Adleff: Das kommt ganz auf die Klassenstufe an. In der Grundschule und den unteren Klassen der Mittelschule sind die Zahlen stabil. So ab er siebten Klasse ändert sich das. Die Jugendlichen haben dann oft andere Interessen. Was nicht bedeutet, dass nicht auch für sie die gebundene Ganztagsschule noch von Vorteil sein könnte.
Hat die Ganztagsschule denn Vorteile?
Adleff: Das kommt auf die Sichtweimeistens se an. Ich verstehe, dass Eltern nachmittags ihre Kinder zu Hause haben wollen, wenn sie die Möglichkeit dazu haben. Das ist ja irgendwie auch verquer, die eigenen Kinder sind in der Schule, während man selbst zu Hause ist und auch die Lehrer selbst benötigen dann wieder Betreuungsmöglichkeiten für ihre Kinder. Auf der anderen Seite könnte eine Ganztagsschule durch alle Schularten hinweg viel verändern. Schüler und Lehrer wären dann am Nachmittag mit ihrem „Arbeitstag“fertig. Hausaufgaben wären erledigt und auch die Unterrichtsvorbereitung der Lehrkräfte. Das könnte aus dem Alltag zu Hause viel Stress herausnehmen.
Thomas Adleff ist der neue Schulamtsdirektor.
Letzte Frage: Wollten Sie eigentlich schon immer Lehrer werden?

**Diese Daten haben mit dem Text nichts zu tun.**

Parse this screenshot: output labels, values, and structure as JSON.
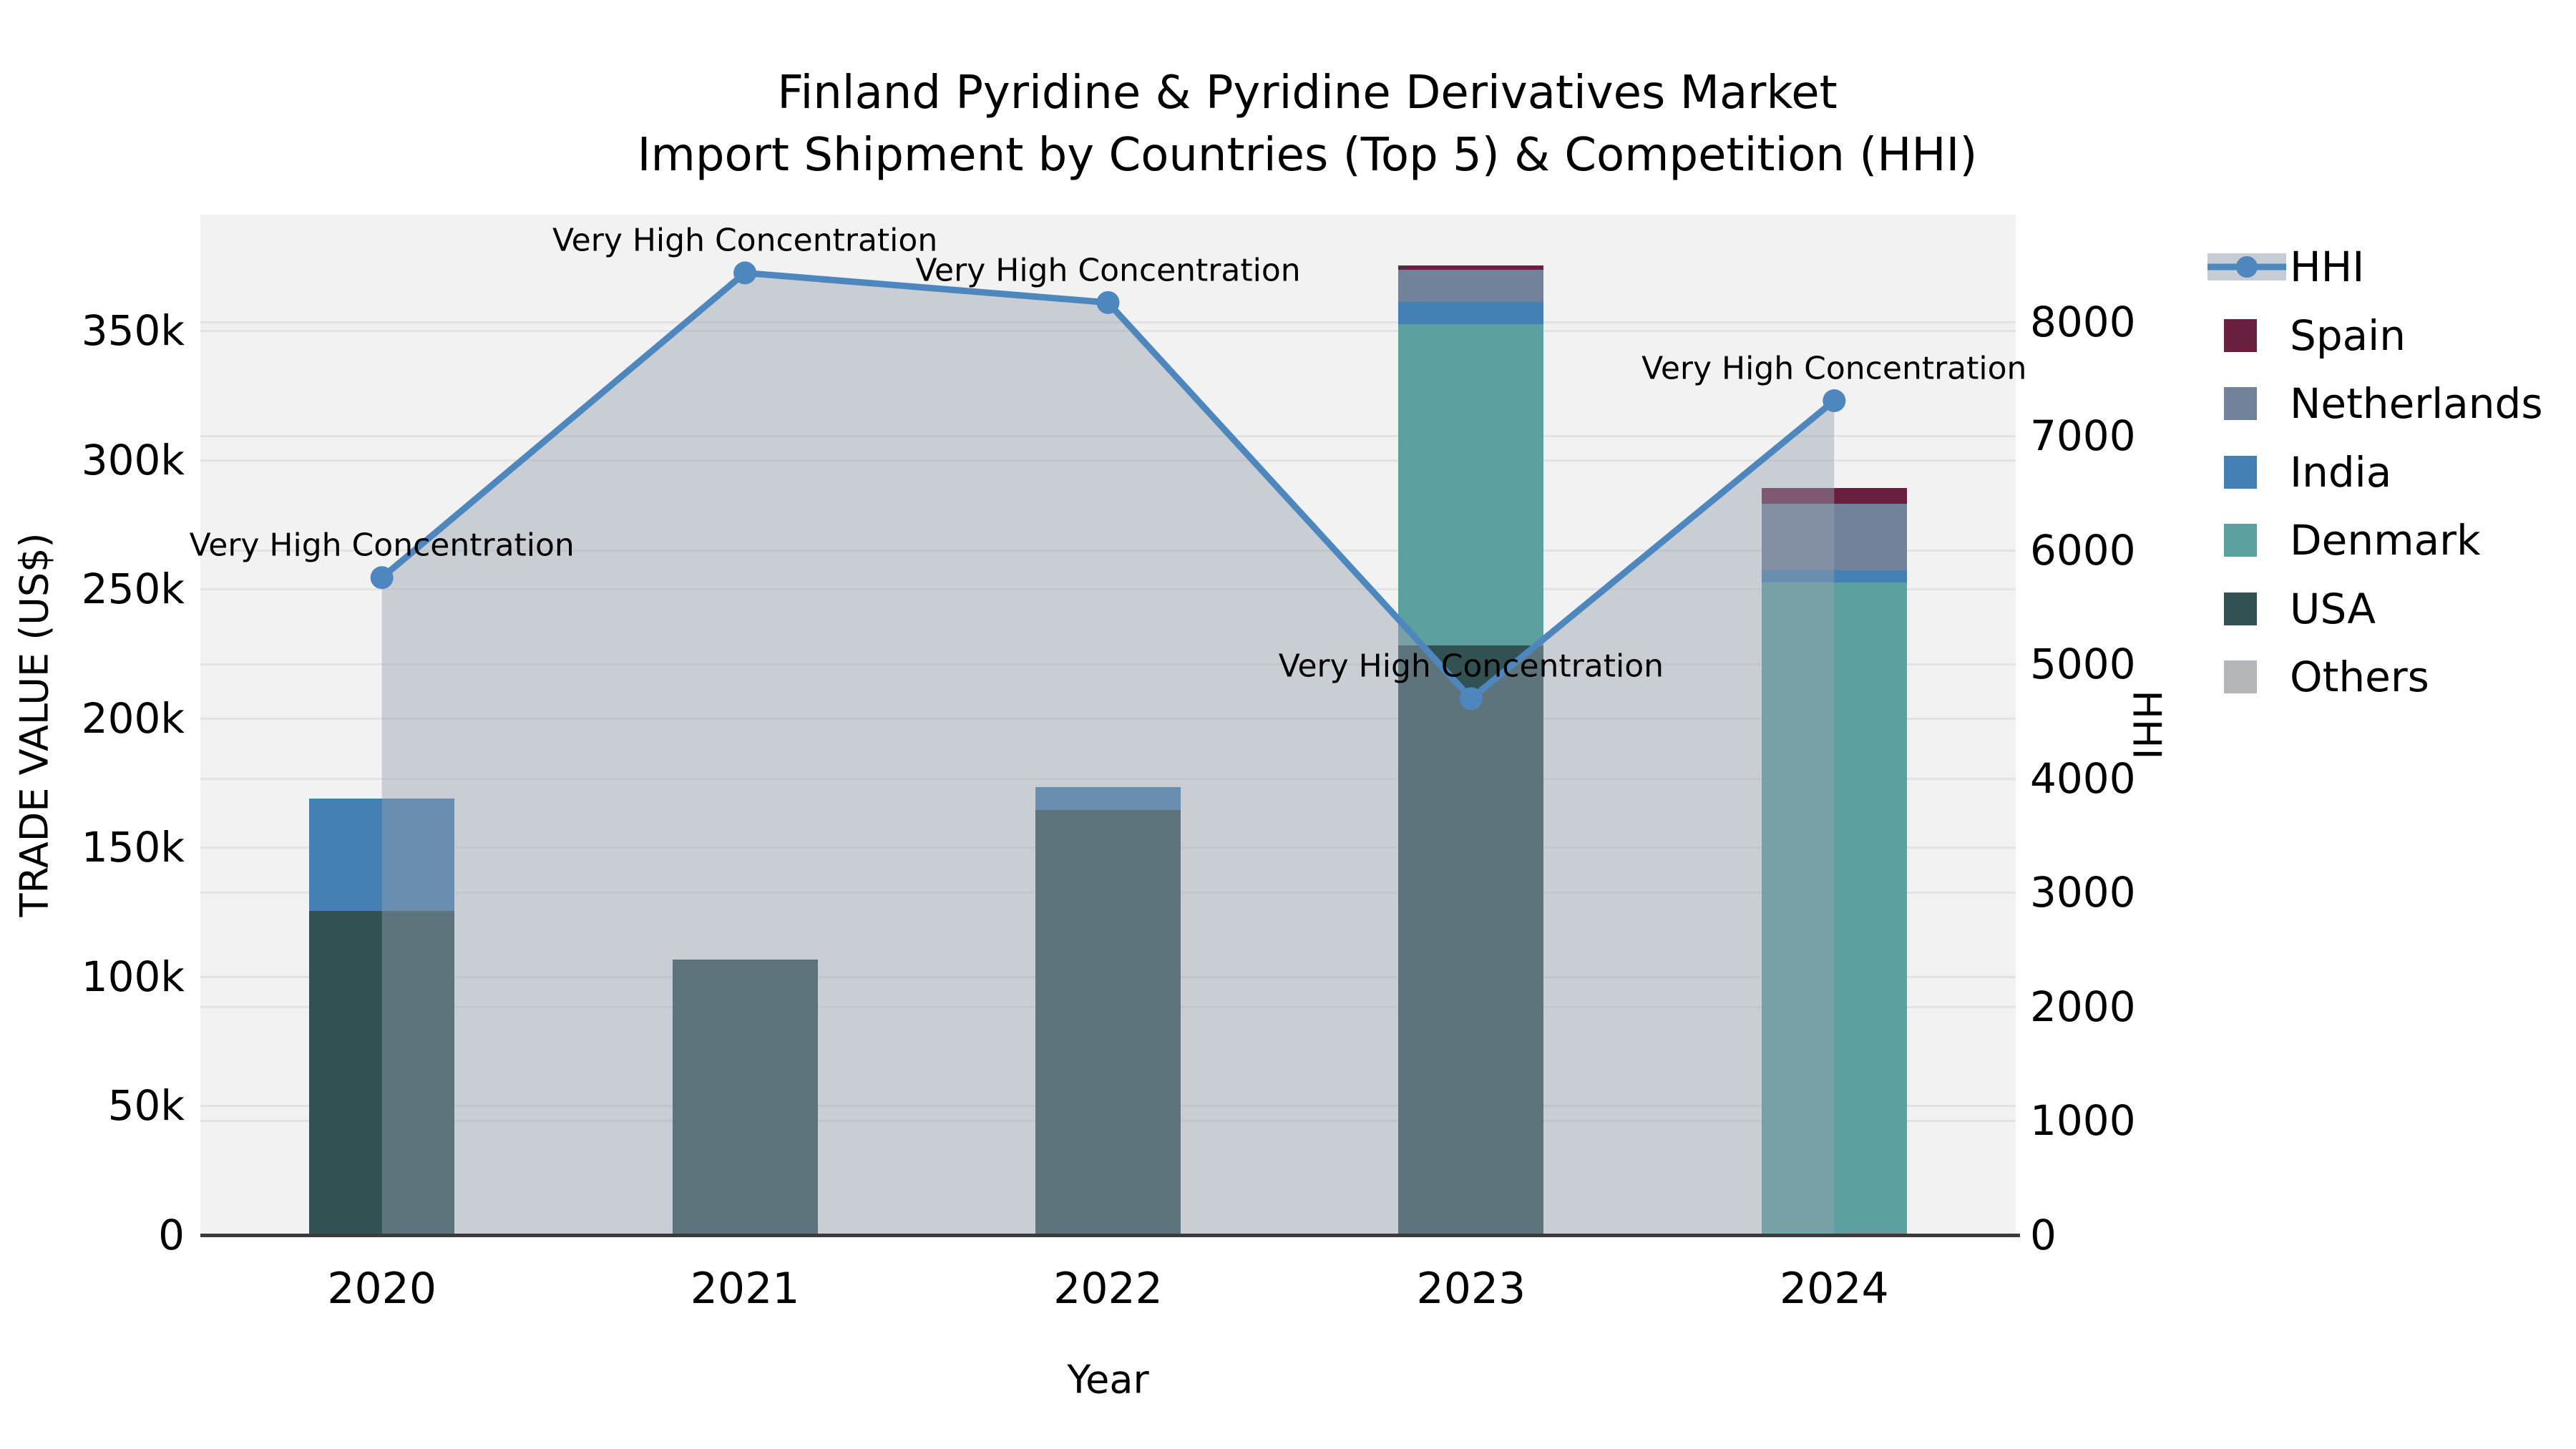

Adleff: Eigentlich konnte ich mir das nach dem Abitur nicht unbedingt vorstellen. Ich habe damals nach etwas gesucht, wo ich Musik und die Arbeit mit Kindern zusammenbringen konnte. Tatsächlich wurde ich dann Grundschullehrer mit dem Hauptfach Musik. Das ist auch etwas, was ich gerne an junge Kollegen weitergeben möchte: Man weiß eigentlich nie, was einen erwartet und sollte deshalb offen für Neues bleiben.